Я работал в «Литературке» при трех главных редакторах, при трех разных «режимах», при трех составах редакции - и все это за шесть лет. Смена главного редактора неизбежно влекла за собой не только изменение курса газеты (главным образом по отношению к тому, что происходило в литературе и искусстве, но за этими процессами уже ясно просматривались определявшие их глубинные политические проблемы трудно наступавшей «оттепели», все углублявшийся раскол общества на сталинистов и антисталинистов), но и смену стиля внутриредакционной жизни, атмосферы, правил поведения. Происходило обновление не одной лишь редколлегии (из подписывавших газету только три человека сохранились все эти годы - Валерий Косолапов, зам. главного редактора, Георгий Гулиа, то курировавший какой-то конкретный участок редакционного поля, то не имевший определенных обязанностей, Борис Леонтьев, шеф международного отдела), но и сотрудников, почти поголовное в отделах литературы и искусства, здесь, как в пехоте после тяжелых боев, мало кто уцелевал. Преемственность, столь необходимая в любом деле, - и в газете тоже, - осуществлялась за счет нерушимости международного отдела, в котором почти ничего не менялось, скорее всего потому, что перемены, происходившие в жизни страны, сюда почти не докатывались, внешнеполитические критерии и оценки, если и менялись, то исключительно по команде сверху - именно таким образом были восстановлены отношения с Югославией (тут же появился пародийный куплет: «Дорогой товарищ Тито, ты теперь наш друг и брат, нам сказал Хрущев Никита: ты ни в чем не виноват»). Стиль же, подходы, глобальное обличение всего, что происходило за «железным занавесом», полностью сохранялись.
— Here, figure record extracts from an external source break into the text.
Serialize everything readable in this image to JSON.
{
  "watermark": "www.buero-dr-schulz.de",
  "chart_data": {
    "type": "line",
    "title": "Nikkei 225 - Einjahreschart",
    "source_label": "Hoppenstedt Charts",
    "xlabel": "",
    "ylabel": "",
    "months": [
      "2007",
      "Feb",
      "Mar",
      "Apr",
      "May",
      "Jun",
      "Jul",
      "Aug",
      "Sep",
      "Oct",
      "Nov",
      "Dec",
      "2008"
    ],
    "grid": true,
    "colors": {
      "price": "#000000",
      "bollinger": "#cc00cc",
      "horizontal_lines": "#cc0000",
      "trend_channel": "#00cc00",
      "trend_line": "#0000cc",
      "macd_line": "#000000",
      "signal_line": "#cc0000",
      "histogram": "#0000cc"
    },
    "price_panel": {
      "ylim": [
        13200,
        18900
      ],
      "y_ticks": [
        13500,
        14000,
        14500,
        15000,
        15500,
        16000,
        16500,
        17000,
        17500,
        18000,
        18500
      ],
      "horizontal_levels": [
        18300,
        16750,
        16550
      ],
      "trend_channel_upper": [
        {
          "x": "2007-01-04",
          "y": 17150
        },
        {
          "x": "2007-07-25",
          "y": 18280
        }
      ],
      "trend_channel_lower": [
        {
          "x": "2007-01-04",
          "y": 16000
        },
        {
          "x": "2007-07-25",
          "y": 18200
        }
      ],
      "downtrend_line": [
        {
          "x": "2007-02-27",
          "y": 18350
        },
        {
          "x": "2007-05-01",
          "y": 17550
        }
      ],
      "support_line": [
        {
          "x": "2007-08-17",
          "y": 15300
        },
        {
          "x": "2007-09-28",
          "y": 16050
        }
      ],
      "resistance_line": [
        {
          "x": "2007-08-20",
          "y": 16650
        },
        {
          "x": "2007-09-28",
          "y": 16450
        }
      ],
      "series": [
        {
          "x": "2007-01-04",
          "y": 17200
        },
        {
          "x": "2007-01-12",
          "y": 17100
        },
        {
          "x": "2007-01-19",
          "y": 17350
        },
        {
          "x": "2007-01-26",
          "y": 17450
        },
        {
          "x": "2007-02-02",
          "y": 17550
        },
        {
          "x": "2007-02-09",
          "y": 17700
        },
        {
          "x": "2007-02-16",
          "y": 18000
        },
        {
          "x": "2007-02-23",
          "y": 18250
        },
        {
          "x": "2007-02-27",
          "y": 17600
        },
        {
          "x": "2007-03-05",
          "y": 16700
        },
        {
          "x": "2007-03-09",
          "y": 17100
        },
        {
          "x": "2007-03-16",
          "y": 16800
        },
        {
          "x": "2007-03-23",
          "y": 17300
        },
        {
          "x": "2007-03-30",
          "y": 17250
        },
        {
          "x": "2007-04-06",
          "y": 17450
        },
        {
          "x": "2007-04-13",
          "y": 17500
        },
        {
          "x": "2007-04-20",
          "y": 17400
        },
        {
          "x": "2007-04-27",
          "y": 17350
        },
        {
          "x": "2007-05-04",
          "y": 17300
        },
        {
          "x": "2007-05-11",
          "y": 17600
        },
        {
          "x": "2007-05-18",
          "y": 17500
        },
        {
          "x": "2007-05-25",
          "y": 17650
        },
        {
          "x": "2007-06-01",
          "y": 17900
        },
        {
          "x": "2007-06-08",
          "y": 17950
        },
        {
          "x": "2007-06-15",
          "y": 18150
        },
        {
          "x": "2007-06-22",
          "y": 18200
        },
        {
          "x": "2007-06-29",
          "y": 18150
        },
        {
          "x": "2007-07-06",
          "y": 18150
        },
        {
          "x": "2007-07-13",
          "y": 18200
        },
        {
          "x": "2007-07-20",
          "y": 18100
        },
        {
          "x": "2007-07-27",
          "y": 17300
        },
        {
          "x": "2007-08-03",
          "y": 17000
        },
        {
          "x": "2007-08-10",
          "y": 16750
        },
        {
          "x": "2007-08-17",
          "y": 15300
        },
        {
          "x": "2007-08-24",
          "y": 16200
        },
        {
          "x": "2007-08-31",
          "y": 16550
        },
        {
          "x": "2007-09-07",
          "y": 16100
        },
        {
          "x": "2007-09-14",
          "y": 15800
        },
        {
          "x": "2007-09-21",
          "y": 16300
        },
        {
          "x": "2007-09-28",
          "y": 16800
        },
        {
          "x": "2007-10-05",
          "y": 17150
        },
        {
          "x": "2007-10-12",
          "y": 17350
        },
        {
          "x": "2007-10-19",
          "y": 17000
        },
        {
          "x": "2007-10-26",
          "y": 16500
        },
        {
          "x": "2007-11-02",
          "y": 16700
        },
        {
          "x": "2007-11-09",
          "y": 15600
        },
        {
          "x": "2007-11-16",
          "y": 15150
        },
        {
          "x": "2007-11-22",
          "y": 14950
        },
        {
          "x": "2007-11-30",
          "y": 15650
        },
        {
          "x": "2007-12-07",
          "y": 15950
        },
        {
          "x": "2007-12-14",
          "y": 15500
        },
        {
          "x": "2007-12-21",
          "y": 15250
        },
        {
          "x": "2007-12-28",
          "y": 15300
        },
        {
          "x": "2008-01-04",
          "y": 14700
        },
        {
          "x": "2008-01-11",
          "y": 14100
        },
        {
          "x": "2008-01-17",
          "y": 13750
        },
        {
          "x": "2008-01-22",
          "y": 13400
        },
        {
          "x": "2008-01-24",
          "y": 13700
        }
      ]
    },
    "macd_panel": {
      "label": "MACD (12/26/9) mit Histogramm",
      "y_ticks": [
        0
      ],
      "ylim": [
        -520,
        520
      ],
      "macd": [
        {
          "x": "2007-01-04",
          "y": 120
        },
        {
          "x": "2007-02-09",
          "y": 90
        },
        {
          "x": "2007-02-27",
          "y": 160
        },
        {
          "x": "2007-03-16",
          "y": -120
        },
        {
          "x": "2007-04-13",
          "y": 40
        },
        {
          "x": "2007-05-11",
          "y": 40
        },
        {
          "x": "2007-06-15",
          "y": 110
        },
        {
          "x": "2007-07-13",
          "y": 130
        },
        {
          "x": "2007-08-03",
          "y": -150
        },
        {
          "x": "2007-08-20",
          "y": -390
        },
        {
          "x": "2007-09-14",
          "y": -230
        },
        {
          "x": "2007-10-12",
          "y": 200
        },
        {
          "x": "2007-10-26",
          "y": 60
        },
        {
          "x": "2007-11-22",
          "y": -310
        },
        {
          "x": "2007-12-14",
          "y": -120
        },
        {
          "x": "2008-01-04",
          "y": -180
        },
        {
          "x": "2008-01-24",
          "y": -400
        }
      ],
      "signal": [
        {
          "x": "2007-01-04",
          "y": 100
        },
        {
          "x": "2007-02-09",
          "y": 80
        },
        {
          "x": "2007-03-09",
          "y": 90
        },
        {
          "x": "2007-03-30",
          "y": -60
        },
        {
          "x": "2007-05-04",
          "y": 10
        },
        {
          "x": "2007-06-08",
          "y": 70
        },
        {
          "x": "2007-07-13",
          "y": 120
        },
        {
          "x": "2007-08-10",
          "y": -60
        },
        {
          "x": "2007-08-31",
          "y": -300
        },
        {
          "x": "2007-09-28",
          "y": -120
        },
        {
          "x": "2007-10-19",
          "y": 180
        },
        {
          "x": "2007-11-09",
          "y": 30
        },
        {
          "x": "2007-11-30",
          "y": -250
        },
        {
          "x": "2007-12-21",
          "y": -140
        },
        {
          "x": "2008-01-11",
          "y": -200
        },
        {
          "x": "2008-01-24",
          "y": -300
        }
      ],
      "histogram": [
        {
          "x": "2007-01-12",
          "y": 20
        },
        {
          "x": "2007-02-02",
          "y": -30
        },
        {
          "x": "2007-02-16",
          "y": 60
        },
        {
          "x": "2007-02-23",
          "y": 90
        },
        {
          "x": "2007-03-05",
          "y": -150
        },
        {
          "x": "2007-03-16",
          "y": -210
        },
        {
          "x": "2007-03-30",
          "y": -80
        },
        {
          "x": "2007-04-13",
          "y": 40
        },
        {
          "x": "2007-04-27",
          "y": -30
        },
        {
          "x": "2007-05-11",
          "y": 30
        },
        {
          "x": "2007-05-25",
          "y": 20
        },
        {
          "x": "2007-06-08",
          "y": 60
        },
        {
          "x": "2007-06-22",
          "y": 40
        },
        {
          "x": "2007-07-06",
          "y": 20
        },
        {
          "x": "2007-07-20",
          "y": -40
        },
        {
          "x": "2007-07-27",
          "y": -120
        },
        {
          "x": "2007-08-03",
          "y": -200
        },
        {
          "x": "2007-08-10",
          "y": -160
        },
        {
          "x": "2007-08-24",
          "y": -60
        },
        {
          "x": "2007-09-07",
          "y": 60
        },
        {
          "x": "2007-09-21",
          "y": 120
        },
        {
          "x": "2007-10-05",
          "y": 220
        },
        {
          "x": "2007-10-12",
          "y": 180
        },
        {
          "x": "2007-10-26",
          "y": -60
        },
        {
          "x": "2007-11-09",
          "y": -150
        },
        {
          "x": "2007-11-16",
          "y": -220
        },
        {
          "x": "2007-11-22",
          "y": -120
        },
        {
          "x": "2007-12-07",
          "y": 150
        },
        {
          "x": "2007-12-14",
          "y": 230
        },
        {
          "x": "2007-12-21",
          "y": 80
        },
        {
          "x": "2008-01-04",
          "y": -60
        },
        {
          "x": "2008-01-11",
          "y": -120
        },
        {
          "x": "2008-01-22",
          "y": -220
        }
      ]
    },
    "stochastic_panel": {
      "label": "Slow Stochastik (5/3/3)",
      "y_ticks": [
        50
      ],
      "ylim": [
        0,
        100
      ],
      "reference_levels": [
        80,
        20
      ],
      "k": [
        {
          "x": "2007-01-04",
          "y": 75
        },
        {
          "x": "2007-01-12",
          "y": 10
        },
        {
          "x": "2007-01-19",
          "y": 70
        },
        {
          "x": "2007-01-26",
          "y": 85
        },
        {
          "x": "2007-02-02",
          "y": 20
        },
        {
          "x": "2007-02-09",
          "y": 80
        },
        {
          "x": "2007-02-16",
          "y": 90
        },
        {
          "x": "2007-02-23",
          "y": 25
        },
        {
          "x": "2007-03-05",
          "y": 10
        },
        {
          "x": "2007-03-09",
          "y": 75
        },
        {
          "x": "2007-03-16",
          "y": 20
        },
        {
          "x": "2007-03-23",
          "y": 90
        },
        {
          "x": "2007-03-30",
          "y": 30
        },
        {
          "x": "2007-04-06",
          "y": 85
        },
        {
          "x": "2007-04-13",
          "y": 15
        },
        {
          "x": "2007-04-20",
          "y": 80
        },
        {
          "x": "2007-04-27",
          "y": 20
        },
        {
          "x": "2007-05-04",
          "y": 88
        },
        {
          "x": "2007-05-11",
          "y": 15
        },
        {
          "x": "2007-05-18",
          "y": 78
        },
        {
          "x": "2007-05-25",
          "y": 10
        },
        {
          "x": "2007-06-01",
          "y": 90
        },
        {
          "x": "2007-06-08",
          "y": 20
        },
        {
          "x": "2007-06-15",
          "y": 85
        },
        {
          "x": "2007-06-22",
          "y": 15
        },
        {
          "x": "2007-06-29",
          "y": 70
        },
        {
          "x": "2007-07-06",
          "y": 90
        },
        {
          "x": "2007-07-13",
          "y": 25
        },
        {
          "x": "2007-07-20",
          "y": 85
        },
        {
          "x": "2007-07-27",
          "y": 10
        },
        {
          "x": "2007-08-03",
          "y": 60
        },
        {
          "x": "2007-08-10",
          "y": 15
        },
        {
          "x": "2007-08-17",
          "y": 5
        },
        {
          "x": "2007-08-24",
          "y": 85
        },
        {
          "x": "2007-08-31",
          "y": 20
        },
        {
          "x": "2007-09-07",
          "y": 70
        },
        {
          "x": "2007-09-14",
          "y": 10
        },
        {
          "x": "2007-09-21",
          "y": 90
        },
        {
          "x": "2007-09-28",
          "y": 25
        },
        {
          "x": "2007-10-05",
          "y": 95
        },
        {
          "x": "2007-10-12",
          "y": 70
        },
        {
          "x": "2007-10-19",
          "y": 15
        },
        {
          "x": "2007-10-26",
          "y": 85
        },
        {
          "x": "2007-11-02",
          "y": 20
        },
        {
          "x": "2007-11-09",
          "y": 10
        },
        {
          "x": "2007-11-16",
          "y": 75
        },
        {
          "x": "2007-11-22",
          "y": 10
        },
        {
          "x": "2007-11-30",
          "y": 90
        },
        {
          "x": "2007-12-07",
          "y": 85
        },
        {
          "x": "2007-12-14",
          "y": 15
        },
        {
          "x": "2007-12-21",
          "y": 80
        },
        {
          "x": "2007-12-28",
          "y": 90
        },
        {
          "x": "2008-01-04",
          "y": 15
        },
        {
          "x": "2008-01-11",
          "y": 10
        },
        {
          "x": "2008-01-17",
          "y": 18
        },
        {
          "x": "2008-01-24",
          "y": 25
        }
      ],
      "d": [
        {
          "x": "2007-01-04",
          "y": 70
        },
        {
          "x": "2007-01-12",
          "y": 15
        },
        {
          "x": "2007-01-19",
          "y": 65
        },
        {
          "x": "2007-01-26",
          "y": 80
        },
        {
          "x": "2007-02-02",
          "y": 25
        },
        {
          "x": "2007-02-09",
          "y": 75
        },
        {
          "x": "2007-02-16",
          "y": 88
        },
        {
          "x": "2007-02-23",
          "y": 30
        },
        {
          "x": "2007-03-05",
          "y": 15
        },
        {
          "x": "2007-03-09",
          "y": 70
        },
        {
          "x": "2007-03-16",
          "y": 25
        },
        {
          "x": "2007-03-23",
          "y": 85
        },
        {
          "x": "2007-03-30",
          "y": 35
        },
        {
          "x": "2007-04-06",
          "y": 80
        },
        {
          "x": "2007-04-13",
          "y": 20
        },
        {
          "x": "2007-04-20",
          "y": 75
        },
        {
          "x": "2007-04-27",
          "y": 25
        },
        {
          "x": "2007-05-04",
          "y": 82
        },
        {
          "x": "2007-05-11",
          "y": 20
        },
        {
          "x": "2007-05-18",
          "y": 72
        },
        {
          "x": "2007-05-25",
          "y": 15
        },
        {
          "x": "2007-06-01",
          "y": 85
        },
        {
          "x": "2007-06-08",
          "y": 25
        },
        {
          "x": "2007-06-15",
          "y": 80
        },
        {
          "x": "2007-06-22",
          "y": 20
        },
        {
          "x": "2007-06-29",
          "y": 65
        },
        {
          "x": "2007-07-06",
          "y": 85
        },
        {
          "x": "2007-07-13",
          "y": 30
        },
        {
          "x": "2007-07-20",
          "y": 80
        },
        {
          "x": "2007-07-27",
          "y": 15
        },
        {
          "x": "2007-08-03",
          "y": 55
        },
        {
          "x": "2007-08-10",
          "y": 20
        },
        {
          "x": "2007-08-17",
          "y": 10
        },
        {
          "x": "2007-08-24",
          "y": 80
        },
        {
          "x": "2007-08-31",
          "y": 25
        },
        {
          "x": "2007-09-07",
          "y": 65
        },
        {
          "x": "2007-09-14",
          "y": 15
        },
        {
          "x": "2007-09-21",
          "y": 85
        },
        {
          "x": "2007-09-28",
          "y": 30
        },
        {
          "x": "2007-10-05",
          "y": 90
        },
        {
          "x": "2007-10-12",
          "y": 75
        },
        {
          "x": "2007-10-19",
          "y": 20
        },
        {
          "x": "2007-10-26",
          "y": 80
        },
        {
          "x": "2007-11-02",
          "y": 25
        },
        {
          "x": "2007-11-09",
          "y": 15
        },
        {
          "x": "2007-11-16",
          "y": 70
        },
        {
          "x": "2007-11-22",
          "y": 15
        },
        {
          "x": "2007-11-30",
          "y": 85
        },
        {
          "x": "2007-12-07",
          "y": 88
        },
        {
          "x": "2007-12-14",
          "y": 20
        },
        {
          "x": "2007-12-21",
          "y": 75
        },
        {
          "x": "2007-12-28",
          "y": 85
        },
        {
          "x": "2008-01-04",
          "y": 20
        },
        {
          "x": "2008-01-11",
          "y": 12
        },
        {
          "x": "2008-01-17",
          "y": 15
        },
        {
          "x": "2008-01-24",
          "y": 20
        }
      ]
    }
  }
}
Не только тогда, когда я пришел в газету (года через полтора после того, как Симонова сменил Рюриков), но даже после Рюрикова, при Кочетове - и не в коридорных разговорах, а на планерках и летучках - то и дело вспоминали с укором: «А вот при Симонове…», вспоминали о той поре, как о золотом веке газеты. Симонов создал писательскую газету нового типа, не ограничивающуюся, как это было до этого на протяжении многих лет, лишь делами литературы и искусства, а наравне с ними занимающуюся широким диапазоном проблем жизни - от качества ширпотреба (во время предпринятой при Маленкове, но не осуществившейся попытки перекачать часть средств из группы «А» в группу «Б» газета ввела, например, рубрику «Рецензии на вещи») до быта в провинциальных рабочих общежитиях (был опубликован цикл отлично написанных на эту тему очерков Владимира Михайлова).